I did not find the right door at once, the orientation photo was taken in the daytime, and now even without a flashlight, the iron visor with the semicircular "Children's Art House" was lost in the shadows. In addition, the bell did not give anything, no one answered, had to knock on the door with his fist for a long time, finding a place where the booming was the most resounding. Finally, they opened the door for me. The client stared first at me, then at the box with its jingling contents, and nodded.
"Brothers, the knives have been delivered!"
And then, from behind his back, came a tearful sound: "Help! Help! They're killing me!"
I glanced at the faded sign to the right of the door: Theater of alternative performances
Gotcha.
"Rehearsing?"
The client jerked his head: "Y-yes, rehearsing."
Suddenly someone yelled behind him, then there was the sound of a chainsaw starting up and a triumphant shout: "Now you will feel it!"
The box was ripped out of my hands, the door slammed shut with a clang, and then something began to rattle behind it as if they were really trying to see through it. There was something noisy about them. And people are living in the house!
*Buzzz*
That's it, the quest is over, I can go to a hostel.
I was tired. Even more than yesterday. This work just drains my energy! Just like any other job.
The hostel receptionist greeted me almost cordially, took my money, even chirped something about "how was your day". I smiled politely aside, then thanked her for her service, clarified the prices, and wandered off to the kitchen. Not to eat, but to wash; these skinny brats can wear the same T-shirt for three days, but people started crawling away from me yesterday.
Then I ironed it: not because a messenger has to look good and blah blah blah, but there's no place to dry it. It turned out pretty good; my dad trained me for the army, and in theory, I know how to iron my clothes, even by lying on them with a mattress.

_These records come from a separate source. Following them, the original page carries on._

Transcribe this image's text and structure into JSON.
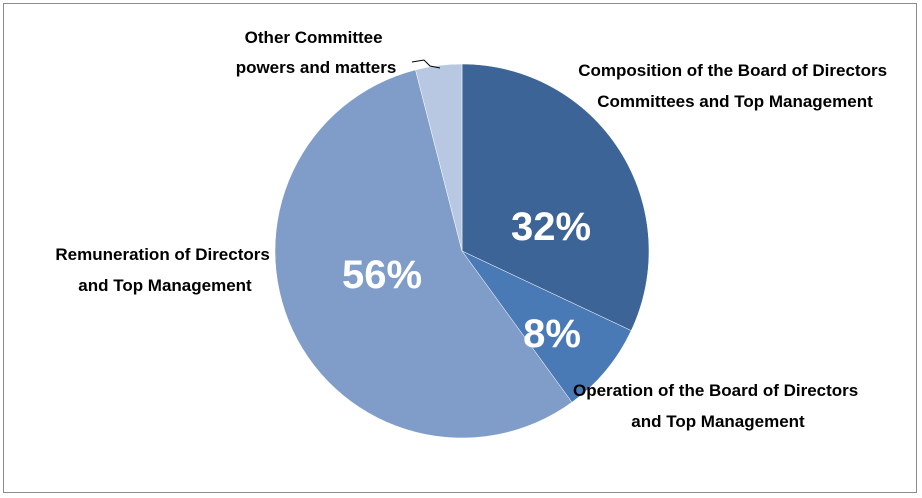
{
  "chart_data": {
    "type": "pie",
    "categories": [
      "Composition of the Board of Directors Committees and Top Management",
      "Operation of the Board of Directors and Top Management",
      "Remuneration of Directors and Top Management",
      "Other Committee powers and matters"
    ],
    "values": [
      32,
      8,
      56,
      4
    ],
    "data_labels": [
      "32%",
      "8%",
      "56%",
      ""
    ],
    "category_label_lines": [
      [
        "Composition of the Board of Directors",
        "Committees and Top Management"
      ],
      [
        "Operation of the Board of Directors",
        "and Top Management"
      ],
      [
        "Remuneration of Directors",
        "and Top Management"
      ],
      [
        "Other Committee",
        "powers and matters"
      ]
    ],
    "colors": [
      "#3d6496",
      "#4a7ab6",
      "#7f9dc8",
      "#b9c8e2"
    ],
    "start_angle_deg": 0,
    "direction": "clockwise",
    "legend": "none"
  }
}
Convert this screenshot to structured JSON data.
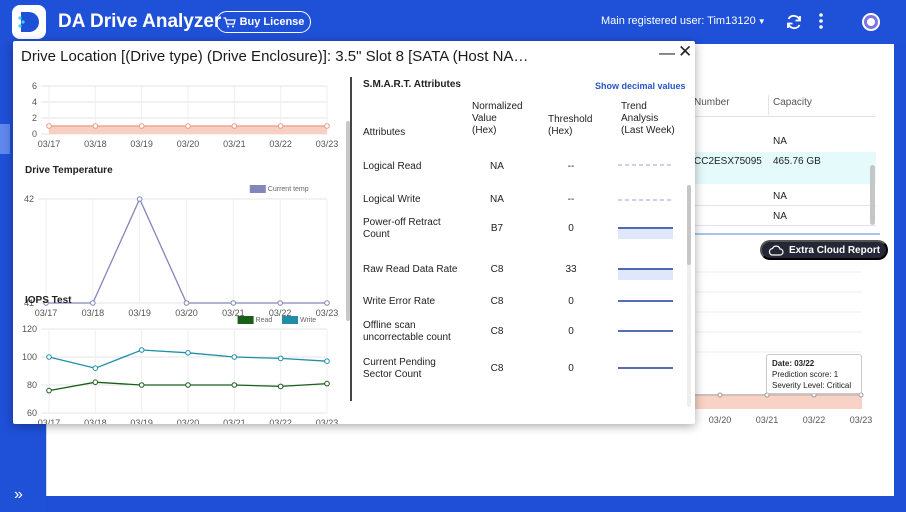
{
  "header": {
    "app_title": "DA Drive Analyzer",
    "buy_license_label": "Buy License",
    "user_label": "Main registered user: Tim13120"
  },
  "background": {
    "col_number": "Number",
    "col_capacity": "Capacity",
    "rows": [
      {
        "number": "",
        "capacity": "NA"
      },
      {
        "number": "CC2ESX75095",
        "capacity": "465.76 GB"
      },
      {
        "number": "",
        "capacity": "NA"
      },
      {
        "number": "",
        "capacity": "NA"
      }
    ],
    "cloud_report_label": "Extra Cloud Report",
    "x_ticks": [
      "03/20",
      "03/21",
      "03/22",
      "03/23"
    ],
    "tooltip": {
      "date": "Date: 03/22",
      "score": "Prediction score: 1",
      "severity": "Severity Level: Critical"
    }
  },
  "modal": {
    "title": "Drive Location [(Drive type) (Drive Enclosure)]: 3.5\" Slot 8 [SATA (Host NA…",
    "smart_title": "S.M.A.R.T. Attributes",
    "show_decimal_label": "Show decimal values",
    "columns": {
      "attributes": "Attributes",
      "normalized": [
        "Normalized",
        "Value",
        "(Hex)"
      ],
      "threshold": [
        "Threshold",
        "(Hex)"
      ],
      "trend": [
        "Trend",
        "Analysis",
        "(Last Week)"
      ]
    },
    "attributes": [
      {
        "name": [
          "Logical Read"
        ],
        "value": "NA",
        "threshold": "--",
        "trend": "dashed-high"
      },
      {
        "name": [
          "Logical Write"
        ],
        "value": "NA",
        "threshold": "--",
        "trend": "dashed-low"
      },
      {
        "name": [
          "Power-off Retract",
          "Count"
        ],
        "value": "B7",
        "threshold": "0",
        "trend": "filled"
      },
      {
        "name": [
          "Raw Read Data Rate"
        ],
        "value": "C8",
        "threshold": "33",
        "trend": "filled"
      },
      {
        "name": [
          "Write Error Rate"
        ],
        "value": "C8",
        "threshold": "0",
        "trend": "line"
      },
      {
        "name": [
          "Offline scan",
          "uncorrectable count"
        ],
        "value": "C8",
        "threshold": "0",
        "trend": "line"
      },
      {
        "name": [
          "Current Pending",
          "Sector Count"
        ],
        "value": "C8",
        "threshold": "0",
        "trend": "line"
      }
    ],
    "trend_colors": {
      "line": "#1c3f9c",
      "dashed": "#9aa0d6",
      "fill": "#dfe8fb"
    }
  },
  "chart_data": [
    {
      "type": "line",
      "title": "",
      "categories": [
        "03/17",
        "03/18",
        "03/19",
        "03/20",
        "03/21",
        "03/22",
        "03/23"
      ],
      "y_ticks": [
        0,
        2,
        4,
        6
      ],
      "ylim": [
        0,
        6
      ],
      "series": [
        {
          "name": "",
          "values": [
            1,
            1,
            1,
            1,
            1,
            1,
            1
          ],
          "color": "#e89a88"
        }
      ],
      "threshold_band": [
        0,
        1
      ]
    },
    {
      "type": "line",
      "title": "Drive Temperature",
      "categories": [
        "03/17",
        "03/18",
        "03/19",
        "03/20",
        "03/21",
        "03/22",
        "03/23"
      ],
      "y_ticks": [
        41,
        42
      ],
      "ylim": [
        41,
        42
      ],
      "series": [
        {
          "name": "Current temp",
          "values": [
            41,
            41,
            42,
            41,
            41,
            41,
            41
          ],
          "color": "#8286b8"
        }
      ],
      "legend": "top-right"
    },
    {
      "type": "line",
      "title": "IOPS Test",
      "categories": [
        "03/17",
        "03/18",
        "03/19",
        "03/20",
        "03/21",
        "03/22",
        "03/23"
      ],
      "y_ticks": [
        60,
        80,
        100,
        120
      ],
      "ylim": [
        60,
        120
      ],
      "series": [
        {
          "name": "Read",
          "values": [
            76,
            82,
            80,
            80,
            80,
            79,
            81
          ],
          "color": "#1a5e1a"
        },
        {
          "name": "Write",
          "values": [
            100,
            92,
            105,
            103,
            100,
            99,
            97
          ],
          "color": "#1f8fa8"
        }
      ],
      "legend": "top-right"
    }
  ]
}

But the beds here are the wrong system. The men sitting next to me did not pay attention to me, and I did not listen to their work problems, and judging by the fact that no one fell on the floor with laughter, I did it more or less correctly.

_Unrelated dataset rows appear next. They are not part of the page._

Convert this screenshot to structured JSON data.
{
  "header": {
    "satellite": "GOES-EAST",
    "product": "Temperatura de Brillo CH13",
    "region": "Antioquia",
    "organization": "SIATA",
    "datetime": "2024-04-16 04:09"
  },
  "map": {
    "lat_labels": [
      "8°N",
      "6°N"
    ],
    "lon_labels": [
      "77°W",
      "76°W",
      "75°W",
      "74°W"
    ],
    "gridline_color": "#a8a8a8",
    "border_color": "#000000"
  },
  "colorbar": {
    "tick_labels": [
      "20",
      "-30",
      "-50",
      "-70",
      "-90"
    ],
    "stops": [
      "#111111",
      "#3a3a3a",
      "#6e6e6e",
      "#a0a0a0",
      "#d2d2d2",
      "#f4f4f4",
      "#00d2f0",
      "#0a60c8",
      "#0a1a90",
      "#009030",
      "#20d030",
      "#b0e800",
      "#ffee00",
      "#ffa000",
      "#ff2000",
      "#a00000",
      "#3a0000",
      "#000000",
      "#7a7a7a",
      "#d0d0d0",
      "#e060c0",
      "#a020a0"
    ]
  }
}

As I pulled the curtain, I finally remembered that I had been working all day for the money and checked the application. Yes, it was paid in full, twice as much as yesterday. I had to buy sports pants because wearing only underpants is somehow not cozy.
Sport pants with three lines, an alcoholic tank top, and learning how to squat.

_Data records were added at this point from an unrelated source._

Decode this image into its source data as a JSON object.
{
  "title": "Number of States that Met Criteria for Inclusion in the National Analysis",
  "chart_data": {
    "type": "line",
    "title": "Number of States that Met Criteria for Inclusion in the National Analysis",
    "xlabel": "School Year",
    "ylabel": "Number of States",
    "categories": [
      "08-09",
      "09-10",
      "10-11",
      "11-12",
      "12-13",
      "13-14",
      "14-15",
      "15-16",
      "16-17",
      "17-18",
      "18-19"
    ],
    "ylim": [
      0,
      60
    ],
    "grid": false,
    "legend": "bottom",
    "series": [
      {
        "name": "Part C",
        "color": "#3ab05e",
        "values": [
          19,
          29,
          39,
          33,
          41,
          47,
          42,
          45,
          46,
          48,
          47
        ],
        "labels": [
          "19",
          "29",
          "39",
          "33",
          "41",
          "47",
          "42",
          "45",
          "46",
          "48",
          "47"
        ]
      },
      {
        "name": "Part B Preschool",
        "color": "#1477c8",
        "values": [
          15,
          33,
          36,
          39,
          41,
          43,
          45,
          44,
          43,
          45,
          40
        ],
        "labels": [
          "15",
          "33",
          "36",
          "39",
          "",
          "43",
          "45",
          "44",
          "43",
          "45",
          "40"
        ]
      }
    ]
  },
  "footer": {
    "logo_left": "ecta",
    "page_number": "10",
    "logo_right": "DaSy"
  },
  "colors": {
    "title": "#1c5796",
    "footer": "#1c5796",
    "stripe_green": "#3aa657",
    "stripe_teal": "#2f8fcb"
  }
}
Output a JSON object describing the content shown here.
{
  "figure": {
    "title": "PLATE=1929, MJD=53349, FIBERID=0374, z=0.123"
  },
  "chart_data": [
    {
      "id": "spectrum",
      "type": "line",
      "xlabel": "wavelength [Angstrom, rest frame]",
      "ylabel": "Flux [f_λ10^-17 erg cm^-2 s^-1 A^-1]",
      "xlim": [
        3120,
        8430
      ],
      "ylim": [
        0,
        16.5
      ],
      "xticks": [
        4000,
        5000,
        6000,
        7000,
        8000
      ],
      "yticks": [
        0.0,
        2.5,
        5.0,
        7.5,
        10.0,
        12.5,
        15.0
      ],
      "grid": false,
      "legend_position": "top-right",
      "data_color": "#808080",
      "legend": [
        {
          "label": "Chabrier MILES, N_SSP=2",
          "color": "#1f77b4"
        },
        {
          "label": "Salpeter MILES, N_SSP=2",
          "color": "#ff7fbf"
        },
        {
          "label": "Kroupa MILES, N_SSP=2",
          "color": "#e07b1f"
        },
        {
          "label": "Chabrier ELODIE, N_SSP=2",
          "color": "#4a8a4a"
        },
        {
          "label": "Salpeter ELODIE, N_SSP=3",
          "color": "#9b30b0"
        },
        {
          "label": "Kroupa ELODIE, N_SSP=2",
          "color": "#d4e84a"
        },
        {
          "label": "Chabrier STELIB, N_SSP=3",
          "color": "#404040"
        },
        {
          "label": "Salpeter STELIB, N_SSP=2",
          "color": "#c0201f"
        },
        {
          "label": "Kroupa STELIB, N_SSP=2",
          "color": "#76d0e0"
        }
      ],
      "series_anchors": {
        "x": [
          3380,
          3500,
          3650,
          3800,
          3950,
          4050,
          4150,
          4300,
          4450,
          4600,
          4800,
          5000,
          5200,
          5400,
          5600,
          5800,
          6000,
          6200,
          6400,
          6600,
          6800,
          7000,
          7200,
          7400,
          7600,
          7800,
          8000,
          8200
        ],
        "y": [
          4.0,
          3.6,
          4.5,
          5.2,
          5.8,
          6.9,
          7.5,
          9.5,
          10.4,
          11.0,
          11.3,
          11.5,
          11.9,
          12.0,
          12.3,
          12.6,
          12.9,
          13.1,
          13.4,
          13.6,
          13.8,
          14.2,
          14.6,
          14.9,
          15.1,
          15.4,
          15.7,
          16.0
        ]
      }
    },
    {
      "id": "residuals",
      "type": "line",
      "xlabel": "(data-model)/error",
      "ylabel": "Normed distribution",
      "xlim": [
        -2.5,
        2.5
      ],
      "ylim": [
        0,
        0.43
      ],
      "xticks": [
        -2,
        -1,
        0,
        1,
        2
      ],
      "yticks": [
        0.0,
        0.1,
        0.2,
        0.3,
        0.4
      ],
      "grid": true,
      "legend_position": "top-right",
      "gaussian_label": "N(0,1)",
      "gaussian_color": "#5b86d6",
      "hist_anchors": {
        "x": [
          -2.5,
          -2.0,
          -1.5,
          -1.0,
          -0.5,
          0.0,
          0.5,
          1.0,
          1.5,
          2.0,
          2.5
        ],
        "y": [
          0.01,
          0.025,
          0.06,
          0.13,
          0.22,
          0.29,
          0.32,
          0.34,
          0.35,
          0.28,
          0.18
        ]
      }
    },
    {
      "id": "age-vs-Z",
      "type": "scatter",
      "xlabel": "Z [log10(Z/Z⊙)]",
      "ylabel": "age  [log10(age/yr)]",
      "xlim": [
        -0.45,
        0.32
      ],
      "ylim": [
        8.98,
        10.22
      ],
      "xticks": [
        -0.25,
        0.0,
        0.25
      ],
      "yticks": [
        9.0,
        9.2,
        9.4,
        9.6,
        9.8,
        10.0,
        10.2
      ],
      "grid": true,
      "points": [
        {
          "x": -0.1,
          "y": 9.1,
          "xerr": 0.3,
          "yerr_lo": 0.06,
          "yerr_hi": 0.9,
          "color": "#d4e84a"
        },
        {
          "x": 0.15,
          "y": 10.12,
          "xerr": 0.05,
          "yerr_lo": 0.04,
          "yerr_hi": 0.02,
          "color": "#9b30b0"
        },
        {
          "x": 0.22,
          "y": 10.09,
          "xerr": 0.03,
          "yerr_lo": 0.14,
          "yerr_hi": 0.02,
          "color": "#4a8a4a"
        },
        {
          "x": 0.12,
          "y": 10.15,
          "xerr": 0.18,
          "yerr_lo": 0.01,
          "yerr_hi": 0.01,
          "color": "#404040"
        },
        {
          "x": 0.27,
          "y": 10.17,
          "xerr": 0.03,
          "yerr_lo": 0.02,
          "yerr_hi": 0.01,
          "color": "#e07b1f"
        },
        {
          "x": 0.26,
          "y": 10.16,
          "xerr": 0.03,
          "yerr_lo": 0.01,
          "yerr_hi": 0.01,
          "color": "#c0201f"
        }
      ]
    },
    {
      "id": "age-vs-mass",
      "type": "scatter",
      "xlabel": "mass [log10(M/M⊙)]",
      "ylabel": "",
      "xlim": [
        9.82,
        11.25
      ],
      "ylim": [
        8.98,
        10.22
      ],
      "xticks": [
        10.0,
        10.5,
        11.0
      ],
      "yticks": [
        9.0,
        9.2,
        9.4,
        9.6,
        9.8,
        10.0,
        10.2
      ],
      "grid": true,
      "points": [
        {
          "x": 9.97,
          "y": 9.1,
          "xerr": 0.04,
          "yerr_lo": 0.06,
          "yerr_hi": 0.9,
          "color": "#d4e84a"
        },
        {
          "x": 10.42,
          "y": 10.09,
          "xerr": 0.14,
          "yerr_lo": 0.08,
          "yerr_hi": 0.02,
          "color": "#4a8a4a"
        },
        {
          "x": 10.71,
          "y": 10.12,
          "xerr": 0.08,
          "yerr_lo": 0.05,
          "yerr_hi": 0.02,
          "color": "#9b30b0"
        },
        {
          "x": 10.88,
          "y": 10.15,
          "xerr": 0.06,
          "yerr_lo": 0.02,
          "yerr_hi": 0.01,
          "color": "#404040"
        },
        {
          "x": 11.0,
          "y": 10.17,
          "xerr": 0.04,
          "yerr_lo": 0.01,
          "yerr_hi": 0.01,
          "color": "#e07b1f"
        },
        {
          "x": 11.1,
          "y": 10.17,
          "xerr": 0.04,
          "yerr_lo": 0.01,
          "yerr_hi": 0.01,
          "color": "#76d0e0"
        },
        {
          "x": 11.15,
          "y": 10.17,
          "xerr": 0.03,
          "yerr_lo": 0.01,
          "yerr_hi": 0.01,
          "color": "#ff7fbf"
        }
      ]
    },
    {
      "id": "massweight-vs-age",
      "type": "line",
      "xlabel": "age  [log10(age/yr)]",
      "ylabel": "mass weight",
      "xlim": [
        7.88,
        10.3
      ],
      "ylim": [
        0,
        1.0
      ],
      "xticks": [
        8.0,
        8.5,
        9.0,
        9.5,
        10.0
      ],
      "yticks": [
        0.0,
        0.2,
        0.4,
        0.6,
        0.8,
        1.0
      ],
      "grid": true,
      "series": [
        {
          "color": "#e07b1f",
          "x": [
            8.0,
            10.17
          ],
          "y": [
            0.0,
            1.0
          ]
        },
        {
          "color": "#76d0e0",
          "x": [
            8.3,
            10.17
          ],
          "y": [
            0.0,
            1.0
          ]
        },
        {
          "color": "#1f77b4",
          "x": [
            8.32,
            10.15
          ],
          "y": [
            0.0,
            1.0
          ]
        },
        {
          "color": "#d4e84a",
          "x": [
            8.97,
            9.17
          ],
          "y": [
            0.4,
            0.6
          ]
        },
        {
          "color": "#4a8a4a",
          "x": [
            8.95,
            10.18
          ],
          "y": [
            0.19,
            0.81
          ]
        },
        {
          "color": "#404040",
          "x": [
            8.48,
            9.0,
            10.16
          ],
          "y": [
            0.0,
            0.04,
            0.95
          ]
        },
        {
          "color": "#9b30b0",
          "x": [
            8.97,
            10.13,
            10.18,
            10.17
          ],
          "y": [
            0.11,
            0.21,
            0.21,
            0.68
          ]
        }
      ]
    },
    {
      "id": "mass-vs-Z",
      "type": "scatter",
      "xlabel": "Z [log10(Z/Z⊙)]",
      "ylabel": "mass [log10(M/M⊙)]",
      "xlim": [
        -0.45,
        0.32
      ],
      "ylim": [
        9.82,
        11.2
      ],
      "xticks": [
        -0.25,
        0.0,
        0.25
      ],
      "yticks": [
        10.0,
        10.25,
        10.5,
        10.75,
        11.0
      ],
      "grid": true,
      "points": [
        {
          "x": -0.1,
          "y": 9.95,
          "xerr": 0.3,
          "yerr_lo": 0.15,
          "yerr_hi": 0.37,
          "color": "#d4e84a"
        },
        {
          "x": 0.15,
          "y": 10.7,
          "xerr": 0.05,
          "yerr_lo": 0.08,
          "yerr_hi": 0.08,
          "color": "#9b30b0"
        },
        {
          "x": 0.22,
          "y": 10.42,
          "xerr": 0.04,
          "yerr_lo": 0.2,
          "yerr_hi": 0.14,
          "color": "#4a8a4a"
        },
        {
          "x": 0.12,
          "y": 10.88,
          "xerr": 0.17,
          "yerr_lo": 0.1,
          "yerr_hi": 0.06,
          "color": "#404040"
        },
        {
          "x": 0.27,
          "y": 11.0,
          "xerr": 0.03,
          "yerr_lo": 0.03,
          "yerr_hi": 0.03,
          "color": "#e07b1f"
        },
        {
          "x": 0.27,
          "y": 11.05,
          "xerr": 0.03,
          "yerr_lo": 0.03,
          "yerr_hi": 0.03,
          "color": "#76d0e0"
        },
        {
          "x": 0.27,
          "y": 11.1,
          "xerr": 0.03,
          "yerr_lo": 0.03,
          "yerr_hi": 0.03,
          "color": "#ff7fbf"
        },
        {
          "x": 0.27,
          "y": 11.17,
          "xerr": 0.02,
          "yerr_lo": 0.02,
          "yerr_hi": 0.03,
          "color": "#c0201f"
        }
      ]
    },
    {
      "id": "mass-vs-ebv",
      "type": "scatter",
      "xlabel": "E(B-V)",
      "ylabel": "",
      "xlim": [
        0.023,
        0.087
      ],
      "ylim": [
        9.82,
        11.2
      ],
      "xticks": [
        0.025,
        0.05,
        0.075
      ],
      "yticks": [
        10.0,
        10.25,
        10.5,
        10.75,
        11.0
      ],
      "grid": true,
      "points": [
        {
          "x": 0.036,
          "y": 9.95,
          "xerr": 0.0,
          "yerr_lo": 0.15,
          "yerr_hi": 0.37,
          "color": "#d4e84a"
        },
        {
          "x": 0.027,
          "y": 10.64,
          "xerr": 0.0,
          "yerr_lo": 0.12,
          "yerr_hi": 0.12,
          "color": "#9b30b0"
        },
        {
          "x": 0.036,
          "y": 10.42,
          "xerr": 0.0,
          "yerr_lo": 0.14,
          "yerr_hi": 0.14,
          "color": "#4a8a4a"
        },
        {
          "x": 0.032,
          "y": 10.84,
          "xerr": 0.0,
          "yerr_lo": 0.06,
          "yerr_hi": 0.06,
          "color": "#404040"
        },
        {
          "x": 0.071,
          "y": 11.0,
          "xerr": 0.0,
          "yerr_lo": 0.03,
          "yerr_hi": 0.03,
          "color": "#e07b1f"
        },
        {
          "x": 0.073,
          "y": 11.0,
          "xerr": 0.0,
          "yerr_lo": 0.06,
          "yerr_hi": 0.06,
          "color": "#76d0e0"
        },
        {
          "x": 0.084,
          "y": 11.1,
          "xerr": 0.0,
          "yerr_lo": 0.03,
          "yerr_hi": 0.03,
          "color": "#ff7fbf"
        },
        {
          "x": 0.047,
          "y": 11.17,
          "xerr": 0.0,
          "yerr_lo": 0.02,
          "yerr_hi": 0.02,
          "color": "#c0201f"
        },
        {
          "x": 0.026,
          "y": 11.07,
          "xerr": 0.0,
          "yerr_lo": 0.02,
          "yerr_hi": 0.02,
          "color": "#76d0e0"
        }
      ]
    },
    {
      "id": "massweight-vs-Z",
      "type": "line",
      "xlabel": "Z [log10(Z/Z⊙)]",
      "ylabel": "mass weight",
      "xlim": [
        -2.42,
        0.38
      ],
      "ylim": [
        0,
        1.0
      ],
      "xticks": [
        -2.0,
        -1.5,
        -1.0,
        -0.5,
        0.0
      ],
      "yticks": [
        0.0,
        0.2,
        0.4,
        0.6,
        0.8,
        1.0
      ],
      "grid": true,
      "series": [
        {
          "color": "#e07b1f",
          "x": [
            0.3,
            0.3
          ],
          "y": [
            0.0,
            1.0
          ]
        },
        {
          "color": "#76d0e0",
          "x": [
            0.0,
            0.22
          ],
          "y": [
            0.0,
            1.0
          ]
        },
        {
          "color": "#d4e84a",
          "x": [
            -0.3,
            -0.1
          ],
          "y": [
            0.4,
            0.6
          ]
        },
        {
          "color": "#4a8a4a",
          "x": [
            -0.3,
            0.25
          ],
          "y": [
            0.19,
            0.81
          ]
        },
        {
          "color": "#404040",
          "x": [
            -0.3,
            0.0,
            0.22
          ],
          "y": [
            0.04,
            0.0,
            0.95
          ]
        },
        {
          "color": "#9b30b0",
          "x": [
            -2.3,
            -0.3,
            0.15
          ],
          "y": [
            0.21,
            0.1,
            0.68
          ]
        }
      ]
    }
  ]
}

Combined delivery is complete!
You did a great job, bonus points are awarded!
Bonus points can be spent in our store!
There are exclamation points all over the place. For the sake of curiosity checked the assortment, not enough for jewelry to upgrade status, but it is possible to exchange it for cash. Yeah, right - pay only when closing the next package, and less than if you take a package with B3! Invented to weed out the greedy and stupid, that is, for potential permanent employees.
*Buzzz*
I jumped up. Wow, did I fall asleep sitting down? What have we got here?
Evaluation of quest performance...
Summable Beginner's Bonus...
The prize box is available.
Apply your nose...
I applied my forehead, then my finger. My knee didn't work either. After trying almost every part of my body, I was convinced that it didn't work. I gave up, poked my nose.
There was another flicker and a bunch of multicolored sparks:
The award is received:
The item - the key to special assignments.
The item - deliverer scanner.
It's all bullshit again.
I habitually put the phone under my pillow, listened to the screams from the next room, plugged in my earplugs, and fell asleep with determination.